COFFEE_KLATCH · Invited

Abstract

Pentacene is a benchmark organic semiconductor material because of its potential applications in electronic and optoelectronic devices. Recently we demonstrated that optical and vibrational characterizations of pentacene films can be carried out down to the sub-monolayer limit. These milestones were achieved in highly uniform pentacene films that were grown on a compliant polymeric substrate. Films with thickness ranging from sub- monolayer to tens of monolayers were studied at low temperatures. The intensity of the free exciton (FE) luminescence band increases quadratically with the number of layers N when N is small.
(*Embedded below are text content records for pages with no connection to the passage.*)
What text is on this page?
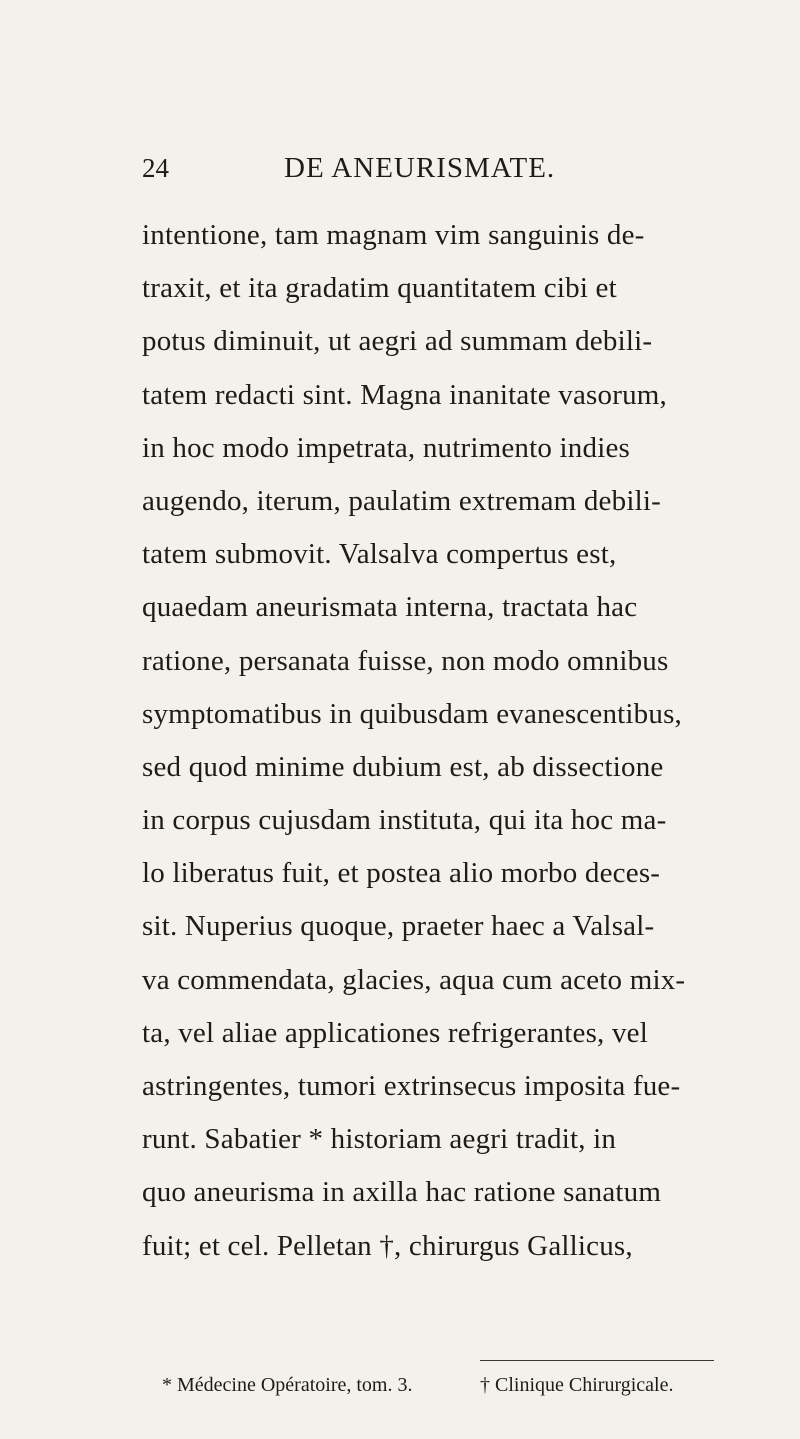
24	DE ANEURISMATE.
intentione, tam magnam vim sanguinis de-
traxit, et ita gradatim quantitatem cibi et
potus diminuit, ut aegri ad summam debili-
tatem redacti sint. Magna inanitate vasorum,
in hoc modo impetrata, nutrimento indies
augendo, iterum, paulatim extremam debili-
tatem submovit. Valsalva compertus est,
quaedam aneurismata interna, tractata hac
ratione, persanata fuisse, non modo omnibus
symptomatibus in quibusdam evanescentibus,
sed quod minime dubium est, ab dissectione
in corpus cujusdam instituta, qui ita hoc ma-
lo liberatus fuit, et postea alio morbo deces-
sit. Nuperius quoque, praeter haec a Valsal-
va commendata, glacies, aqua cum aceto mix-
ta, vel aliae applicationes refrigerantes, vel
astringentes, tumori extrinsecus imposita fue-
runt. Sabatier * historiam aegri tradit, in
quo aneurisma in axilla hac ratione sanatum
fuit; et cel. Pelletan †, chirurgus Gallicus,
* Médecine Opératoire, tom. 3.	† Clinique Chirurgicale.
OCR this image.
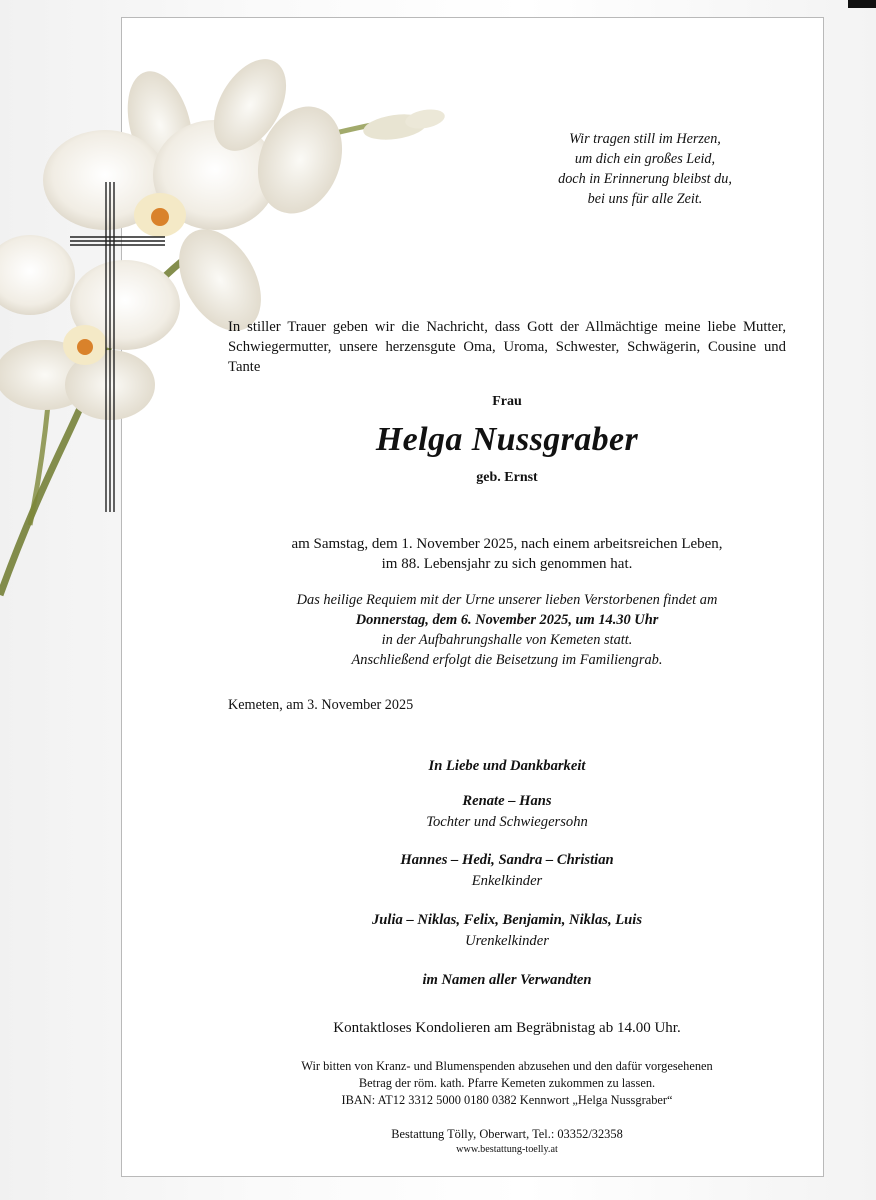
Wir tragen still im Herzen,
um dich ein großes Leid,
doch in Erinnerung bleibst du,
bei uns für alle Zeit.
In stiller Trauer geben wir die Nachricht, dass Gott der Allmächtige meine liebe Mutter, Schwiegermutter, unsere herzensgute Oma, Uroma, Schwester, Schwägerin, Cousine und Tante
Frau
Helga Nussgraber
geb. Ernst
am Samstag, dem 1. November 2025, nach einem arbeitsreichen Leben,
im 88. Lebensjahr zu sich genommen hat.
Das heilige Requiem mit der Urne unserer lieben Verstorbenen findet am
Donnerstag, dem 6. November 2025, um 14.30 Uhr
in der Aufbahrungshalle von Kemeten statt.
Anschließend erfolgt die Beisetzung im Familiengrab.
Kemeten, am 3. November 2025
In Liebe und Dankbarkeit
Renate – Hans
Tochter und Schwiegersohn
Hannes – Hedi, Sandra – Christian
Enkelkinder
Julia – Niklas, Felix, Benjamin, Niklas, Luis
Urenkelkinder
im Namen aller Verwandten
Kontaktloses Kondolieren am Begräbnistag ab 14.00 Uhr.
Wir bitten von Kranz- und Blumenspenden abzusehen und den dafür vorgesehenen
Betrag der röm. kath. Pfarre Kemeten zukommen zu lassen.
IBAN: AT12 3312 5000 0180 0382 Kennwort „Helga Nussgraber“
Bestattung Tölly, Oberwart, Tel.: 03352/32358
www.bestattung-toelly.at
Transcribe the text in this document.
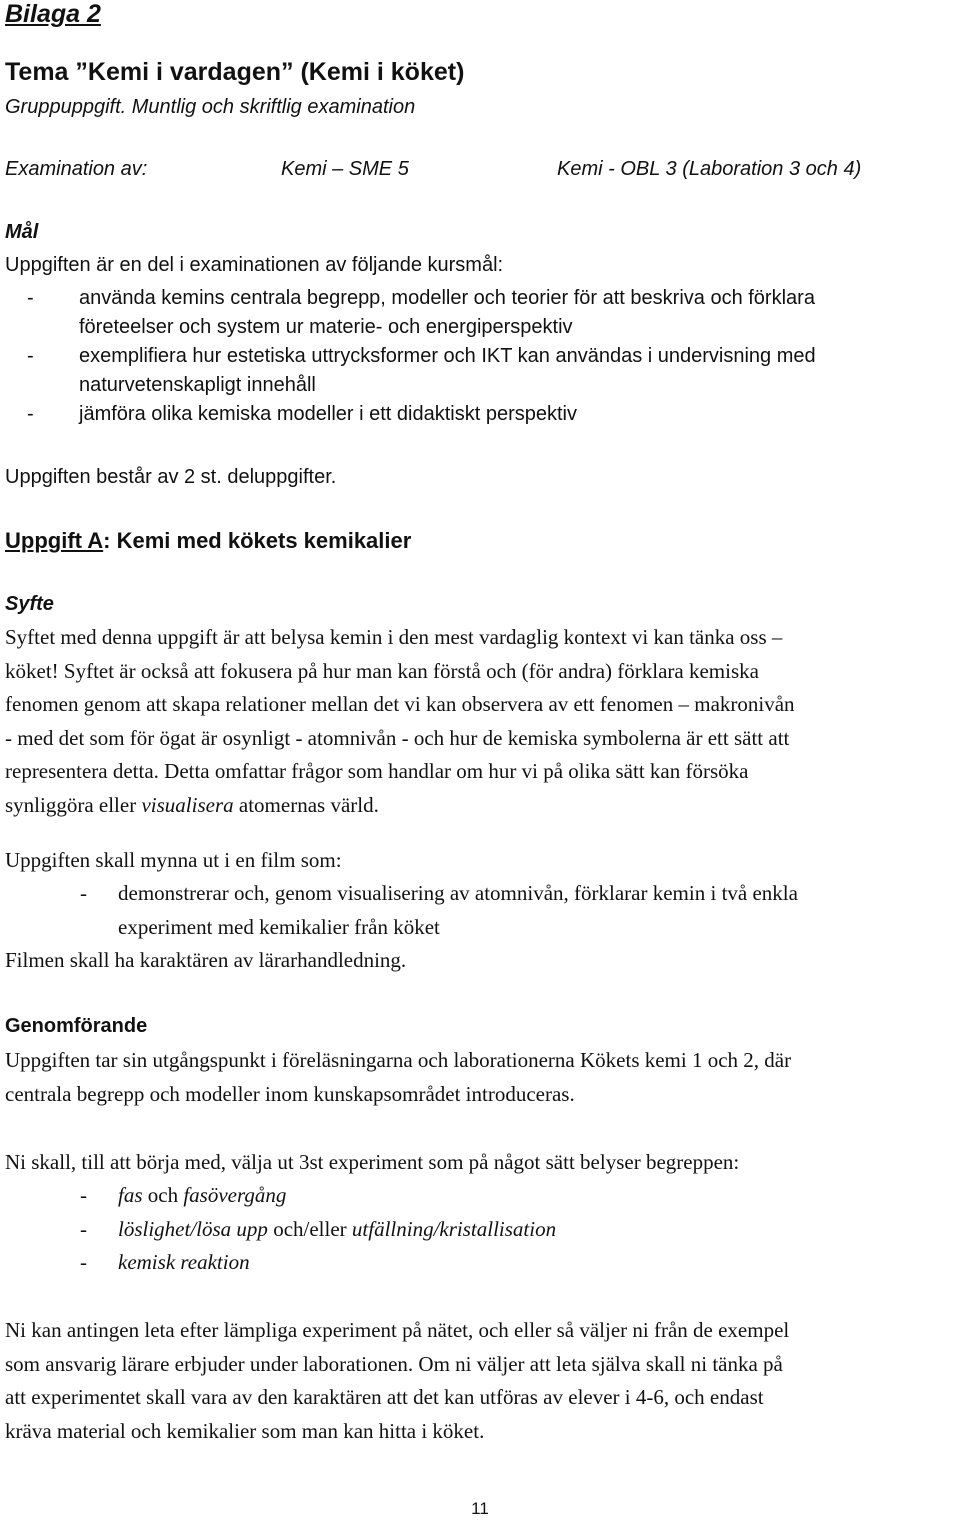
Bilaga 2
Tema ”Kemi i vardagen” (Kemi i köket)
Gruppuppgift. Muntlig och skriftlig examination
Examination av:	Kemi – SME 5	Kemi - OBL 3 (Laboration 3 och 4)
Mål
Uppgiften är en del i examinationen av följande kursmål:
- använda kemins centrala begrepp, modeller och teorier för att beskriva och förklara
företeelser och system ur materie- och energiperspektiv
- exemplifiera hur estetiska uttrycksformer och IKT kan användas i undervisning med
naturvetenskapligt innehåll
- jämföra olika kemiska modeller i ett didaktiskt perspektiv
Uppgiften består av 2 st. deluppgifter.
Uppgift A: Kemi med kökets kemikalier
Syfte
Syftet med denna uppgift är att belysa kemin i den mest vardaglig kontext vi kan tänka oss –
köket! Syftet är också att fokusera på hur man kan förstå och (för andra) förklara kemiska
fenomen genom att skapa relationer mellan det vi kan observera av ett fenomen – makronivån
- med det som för ögat är osynligt - atomnivån - och hur de kemiska symbolerna är ett sätt att
representera detta. Detta omfattar frågor som handlar om hur vi på olika sätt kan försöka
synliggöra eller visualisera atomernas värld.
Uppgiften skall mynna ut i en film som:
- demonstrerar och, genom visualisering av atomnivån, förklarar kemin i två enkla
experiment med kemikalier från köket
Filmen skall ha karaktären av lärarhandledning.
Genomförande
Uppgiften tar sin utgångspunkt i föreläsningarna och laborationerna Kökets kemi 1 och 2, där
centrala begrepp och modeller inom kunskapsområdet introduceras.
Ni skall, till att börja med, välja ut 3st experiment som på något sätt belyser begreppen:
- fas och fasövergång
- löslighet/lösa upp och/eller utfällning/kristallisation
- kemisk reaktion
Ni kan antingen leta efter lämpliga experiment på nätet, och eller så väljer ni från de exempel
som ansvarig lärare erbjuder under laborationen. Om ni väljer att leta själva skall ni tänka på
att experimentet skall vara av den karaktären att det kan utföras av elever i 4-6, och endast
kräva material och kemikalier som man kan hitta i köket.
11
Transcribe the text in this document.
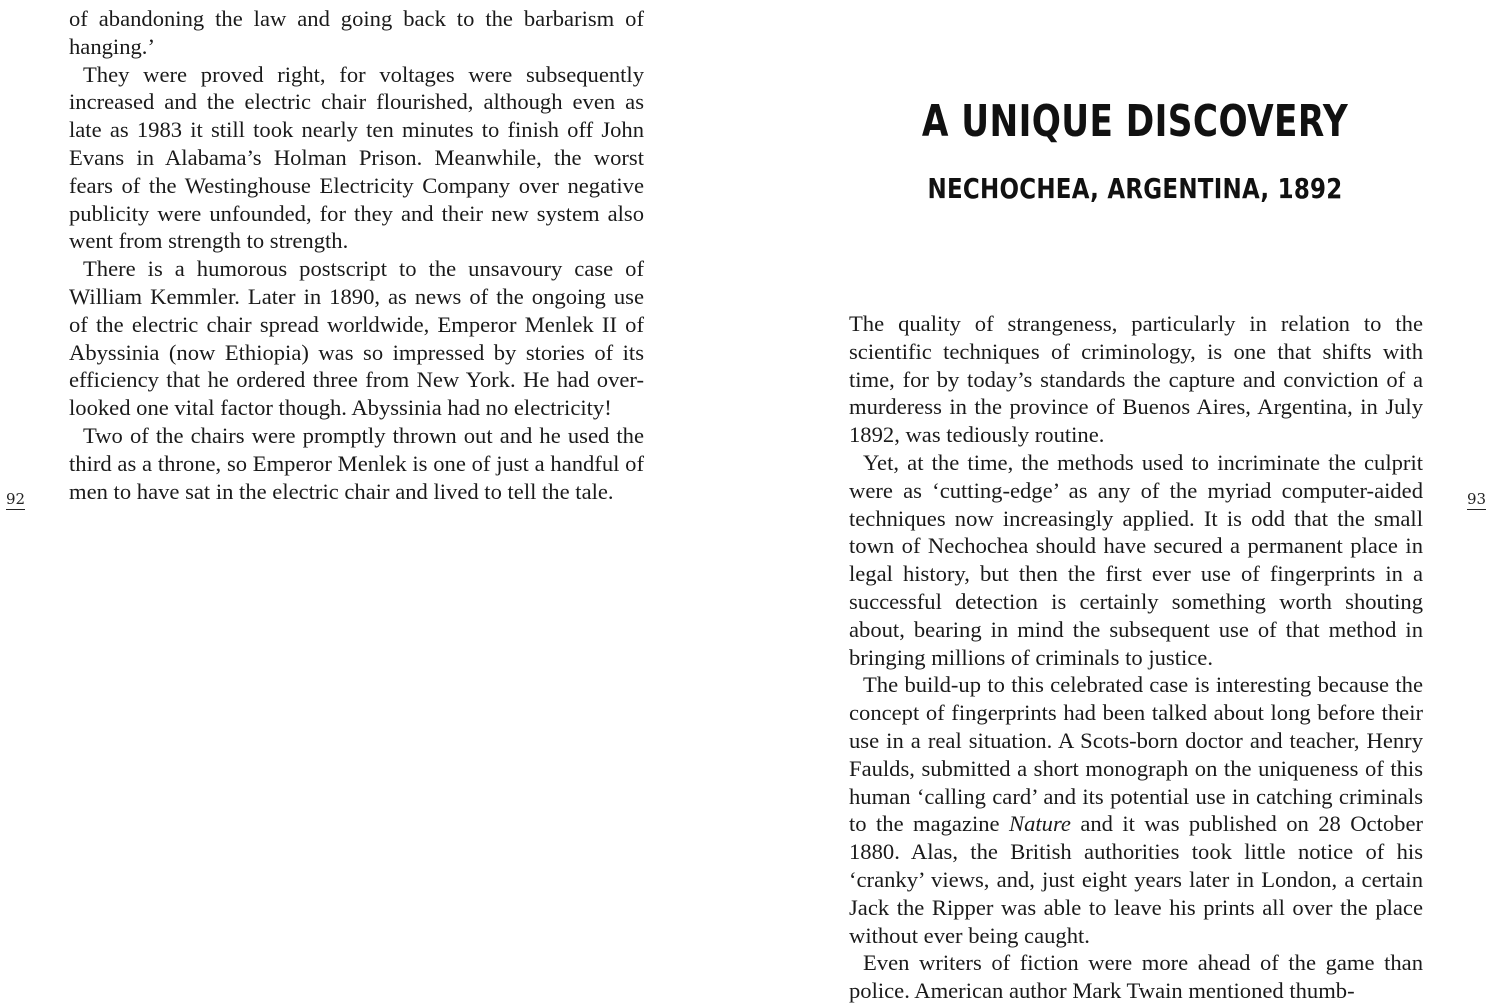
of abandoning the law and going back to the barbarism of hanging.’

They were proved right, for voltages were subsequently increased and the electric chair flourished, although even as late as 1983 it still took nearly ten minutes to finish off John Evans in Alabama’s Holman Prison. Meanwhile, the worst fears of the Westinghouse Electricity Company over negative publicity were unfounded, for they and their new system also went from strength to strength.

There is a humorous postscript to the unsavoury case of William Kemmler. Later in 1890, as news of the ongoing use of the electric chair spread worldwide, Emperor Menlek II of Abyssinia (now Ethiopia) was so impressed by stories of its efficiency that he ordered three from New York. He had over-looked one vital factor though. Abyssinia had no electricity!

Two of the chairs were promptly thrown out and he used the third as a throne, so Emperor Menlek is one of just a handful of men to have sat in the electric chair and lived to tell the tale.

92
A UNIQUE DISCOVERY
NECHOCHEA, ARGENTINA, 1892

The quality of strangeness, particularly in relation to the scientific techniques of criminology, is one that shifts with time, for by today’s standards the capture and conviction of a murderess in the province of Buenos Aires, Argentina, in July 1892, was tediously routine.

Yet, at the time, the methods used to incriminate the culprit were as ‘cutting-edge’ as any of the myriad computer-aided techniques now increasingly applied. It is odd that the small town of Nechochea should have secured a permanent place in legal history, but then the first ever use of fingerprints in a successful detection is certainly something worth shouting about, bearing in mind the subsequent use of that method in bringing millions of criminals to justice.

The build-up to this celebrated case is interesting because the concept of fingerprints had been talked about long before their use in a real situation. A Scots-born doctor and teacher, Henry Faulds, submitted a short monograph on the uniqueness of this human ‘calling card’ and its potential use in catching criminals to the magazine Nature and it was published on 28 October 1880. Alas, the British authorities took little notice of his ‘cranky’ views, and, just eight years later in London, a certain Jack the Ripper was able to leave his prints all over the place without ever being caught.

Even writers of fiction were more ahead of the game than police. American author Mark Twain mentioned thumb-

93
This quadratic dependence is explained as arising from the linear dependence of the intensity of absorption and the probability of emission on the number of layers N. Large enhancements of Raman scattering intensities at the FE resonance enable the first observations of low-lying lattice modes in the monolayers. The measured low- lying modes (in the 20 to 100cm$^{-1}$ range) display characteristic changes when going from a single monolayer to two layers. The Raman intensities by high frequency intra-molecular vibrations display resonance enhancement double-peaks when incident or scattered photon energies overlap the FE optical emission. The double resonances are about the same strength which suggests that Franck-Condon overlap integrals for the respective vibronic transitions have the same magnitude. The interference between scattering amplitudes in the Raman resonance reveals quantum coherence of the symmetry-split states (Davydov doublet) of the lowest intrinsic singlet exciton. These results demonstrate novel venues for ultra-thin film characterization and studies of fundamental physics in organic semiconductor structures.